Second, we need to understand better how policy costs in energy bills influence consumer behaviour. Consumers cite cost and convenience as barriers to taking forward low carbon options in home heating as an example. Our current system potentially means that every increase in money spent to support the net zero ambition risks ratcheting up the hurdle of consumer resistance to ever-higher levels. If bills (rather than unit costs) rise, resistance will harden, at least in the short term. Higher bills are perceived to be vote losers, so this also means that putting money behind ambition risks becomes politically self-defeating. Further from a social justice point of view, cost recovery via bills as it is currently designed brings with it all sorts of potentially uncomfortable distributional outcomes for vulnerable households.
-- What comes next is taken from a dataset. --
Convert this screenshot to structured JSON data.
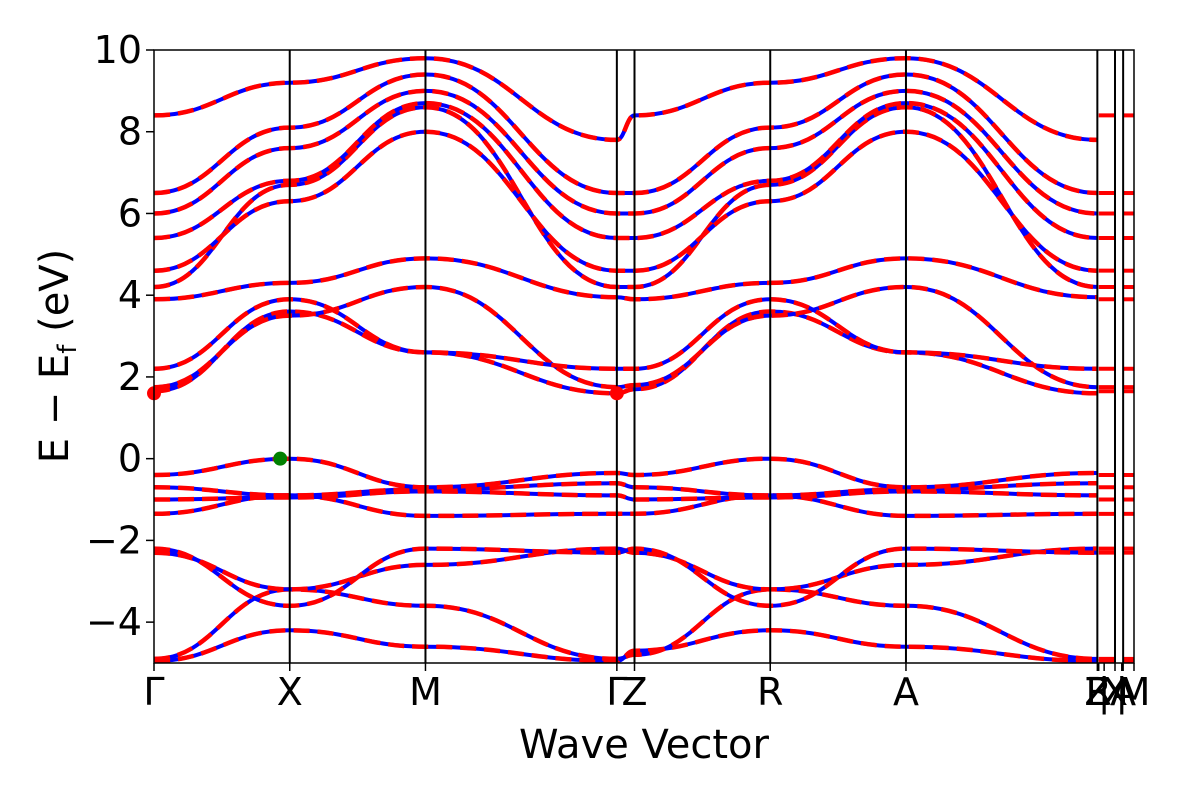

Carbon and energy consumption differ greatly based on household incomes, as does affordability of upfront cost and the risk/returns balance on investment in low carbon solutions. Investment costs to deliver system-wide and in-home changes to support net zero will inevitably rise as we move attention to heat and transport. As a result, we perhaps need to think about how we currently approach and structure the bill-based recovery of costs – whether in the power or gas bill – and whether it is sustainable, equitable and efficient.
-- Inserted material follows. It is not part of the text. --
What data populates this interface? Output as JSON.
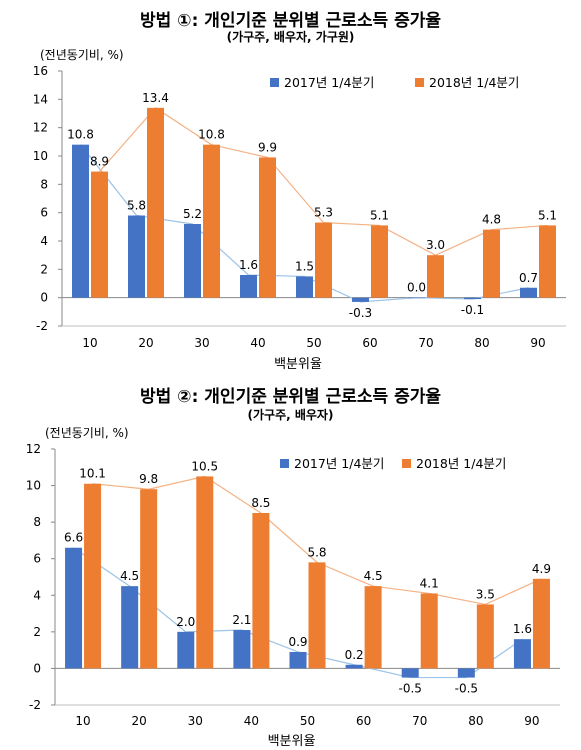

Third, it isn’t all about investment cost but returns. However, we need to be clear that net zero is a multi-generational return-on-investment proposition. Money spent today on buildings and transport will yield big benefits in the decades, not days to come, both environmentally and economically. Not everyone who pays today will have the pleasure of enjoying these benefits. In such a context, motivation to change behaviour is unlikely to be based on cost benefits to an individual in the near term. Regardless of how the investment in the transition is funded, people need to pay today to get material benefits later. Motivation will rely on a desire to create a positive legacy for future generations, leveraging the strong popular desire to deliver positive outcomes on climate change. There is a large body of work by the CCC, OBR and others that can be utilised to demonstrate a quantitative basis for this positive legacy. Light should be shone on this in the public discourse to inspire people and convince them that to “pay” today is worthwhile. Merely referring to the need to make net zero happen in a “least cost” way misses this temporal point entirely and may contribute to a misunderstanding of the inter-generational bargain we are asking people to make. That, in turn, could shake faith in the transition.

As I left the conference, I was struck by one thought: the context of driving change across society and an economy is going to be vastly different to driving change to energy infrastructure. In reimagining our energy system as low carbon, we in the energy sector have had to become part engineers, part economists and part lawyers. But, whilst there are exceptions, the focus has been largely inward-looking, creating a rather impenetrable community with its own language and conceptualisation of the known world beginning at the point of production and ending with measured consumption. The next stage is going to rely on energy people learning to cooperate and coordinate with actors from across the spectrum of the economy in an unprecedented way and for new skills and perspectives to be allied to our existing capabilities to help make sustainable low carbon consumer change happen. My major takeaway was this: perhaps the biggest change that needs to happen first is not how consumers think and behave but how we in the energy sector think and behave.  What a challenge. What an opportunity!